What your sales back end can tell you about your small business marketing…
When considering small business marketing, most owners think about getting exposure and visits/clicks/views, etc. Little attention is paid to the steps to take after prospects have found you.
If you don’t make it clear and easy for prospects to take the next step, you’re business will be in trouble.
The critical role of the small business marketing back end…how to create customers from marketing.
How many times have you created a marketing effort for your small business and just jumped in? Its easy to do, especially with the urgency that many business owners feel to create revenue.
But, if you leap without planning, not only is your small business marketing initiative likely to miss the mark, but your marketing and sales are likely to be out of sync and not functional.
What could be worse than spending the time and money to promote your business and “hearing crickets?” Its especially frustrating when you find that your efforts have created prospects, but they aren’t becoming customers.
The “back end” refers to the sales process that any small business marketing campaign requires to be successful. With a neglected back end, your marketing goes down the tubes.
Click to tweet: How a Quick Glance at Your Back End Can Reveal Small Business Marketing Problems
Why does small business marketing need to worry about a back end?
Because marketing is the draw and appeal that turns strangers into prospects for your business. Sales is the process that turns those prospects into clients and customers. If you picture the four wheels on your car, marketing is the rear wheels and sales are the front wheels – front and back are needed to make the car move.
Three steps to creating a dream back end for your small business marketing.
Creating a sales back end doesn’t have to be complicated, but it requires a bit of thought in advance. The key is to set up a process and flow that guides prospects through a sequence and gives them ample opportunity to become customers.
The three steps are: Engage, Act, and Close. I’ll walk through them as you would find them in an online environment.
In Engage, you have a process to engage with the person who has just “found” you. Its important to have a few resources in place to support this step. You should have a “squeeze page,” a “thank you” page, an autoresponder, and thought out “calls to action.”
Briefly, I’ll explain the purpose of each of these. The “squeeze page” is a page that encourages prospects to exchange some information about themselves (typically an email address) in return for something they value such as coupons, free reports, free upgrades, etc. Here is an example of a small business marketing squeeze page.
The “thank you” page is the location where your prospects who sign up on your squeeze page are taken. This page can be the place they download or print the free offer and can be a page that provides them with another “call to action.” Here is an example of a thank you page.

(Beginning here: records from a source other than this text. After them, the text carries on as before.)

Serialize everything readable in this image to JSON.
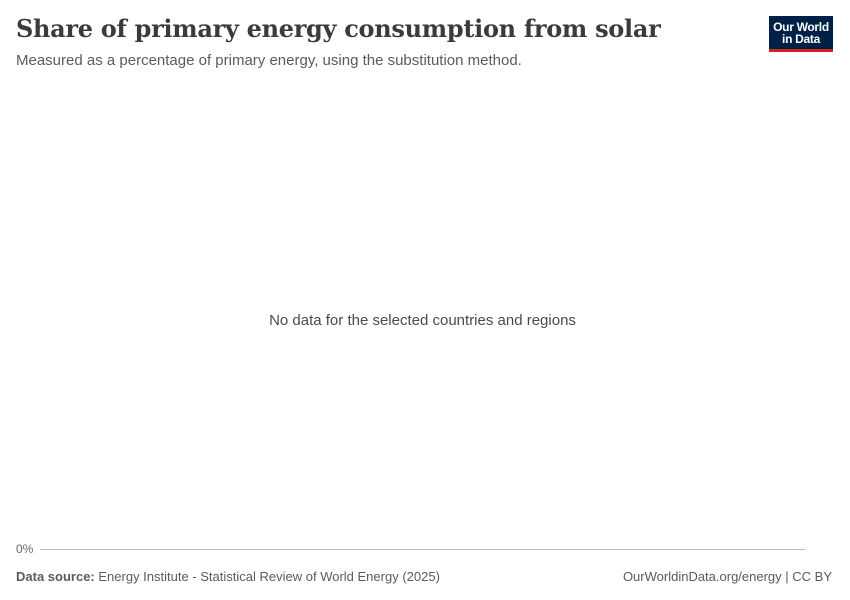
{
  "header": {
    "title": "Share of primary energy consumption from solar",
    "subtitle": "Measured as a percentage of primary energy, using the substitution method.",
    "logo": {
      "line1": "Our World",
      "line2": "in Data",
      "bg_color": "#002147",
      "accent_color": "#ce261e"
    }
  },
  "chart_data": {
    "type": "line",
    "title": "Share of primary energy consumption from solar",
    "subtitle": "Measured as a percentage of primary energy, using the substitution method.",
    "series": [],
    "y_ticks": [
      "0%"
    ],
    "message": "No data for the selected countries and regions"
  },
  "footer": {
    "source_label": "Data source:",
    "source_text": "Energy Institute - Statistical Review of World Energy (2025)",
    "credit": "OurWorldinData.org/energy | CC BY"
  }
}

As you can see, neither page has to be too visually appealing, just have an effective offer and clear message.
An autoresponder is a email tool that allows you to collect emails from forms, create those forms, send out sequences of messages to email lists, etc. Some examples are Aweber, MailChimp, etc. This tool allows you to automate some of the small business marketing process and create it in advance. For example, you could send an email every other day for a week to new prospects giving them tips about solving a particular problem or sending a series of coupons that correspond with events.
The “call to action” is the most obvious, but often the most overlooked in small business marketing. Make it clear what you would like the prospects to do. Click here to get this…Act now to get a free coupon… etc.

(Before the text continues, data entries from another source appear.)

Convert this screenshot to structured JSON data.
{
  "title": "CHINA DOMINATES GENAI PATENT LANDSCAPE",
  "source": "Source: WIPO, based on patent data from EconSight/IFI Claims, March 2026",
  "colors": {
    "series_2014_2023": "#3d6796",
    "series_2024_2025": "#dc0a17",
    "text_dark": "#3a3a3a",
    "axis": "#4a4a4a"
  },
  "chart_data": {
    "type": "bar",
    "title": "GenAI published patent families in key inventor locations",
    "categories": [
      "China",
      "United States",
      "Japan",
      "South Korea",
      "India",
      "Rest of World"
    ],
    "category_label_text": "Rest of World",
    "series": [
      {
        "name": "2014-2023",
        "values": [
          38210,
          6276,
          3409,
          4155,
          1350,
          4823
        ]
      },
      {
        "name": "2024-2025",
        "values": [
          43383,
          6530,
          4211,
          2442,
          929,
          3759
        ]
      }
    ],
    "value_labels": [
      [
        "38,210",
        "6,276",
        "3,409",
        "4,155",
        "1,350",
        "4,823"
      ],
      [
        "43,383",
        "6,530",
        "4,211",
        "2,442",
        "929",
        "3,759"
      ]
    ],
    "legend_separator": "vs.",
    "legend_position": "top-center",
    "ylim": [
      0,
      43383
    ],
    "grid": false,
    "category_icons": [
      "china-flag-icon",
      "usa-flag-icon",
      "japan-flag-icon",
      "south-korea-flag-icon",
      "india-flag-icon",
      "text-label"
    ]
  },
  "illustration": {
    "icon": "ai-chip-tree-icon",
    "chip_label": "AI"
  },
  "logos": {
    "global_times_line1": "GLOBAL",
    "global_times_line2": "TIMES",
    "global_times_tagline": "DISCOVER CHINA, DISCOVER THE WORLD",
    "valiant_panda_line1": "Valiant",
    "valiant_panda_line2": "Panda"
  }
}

Act. This part of the process is the bridge between Engage and Close. In Act, you want to encourage the prospect to take action on the information you have provided them and the “calls to action” you have presented them. Engage is designed to create a desire to buy or find out more. Act is where you directly engage with the prospect in your store, over the phone, in person, etc. Each business will have a different flow in Act, but the idea is clear – you are directly interacting with a prospect who is interested in what you are selling.
Close. Not to many questions here I expect. At least no questions on what it means 🙂 Making it happen seems to trouble people, but if you’ve built the back end process correctly, this becomes much easier as you have steadily created an interested prospect who is largely pre-qualified and interested. Now its time to make them a customer! Close is where the small business marketing efforts pay off, literally.
Take the time to consider the process to use these three steps in your small business marketing. Use a white board or notepaper and lay out your process. Be clear on how you plan to engage, what you want prospects to do, what value you offer along the way to keep moving them towards becoming customers, etc.
Don’t neglect your back end, its the key to making your small business marketing efforts return value to your business!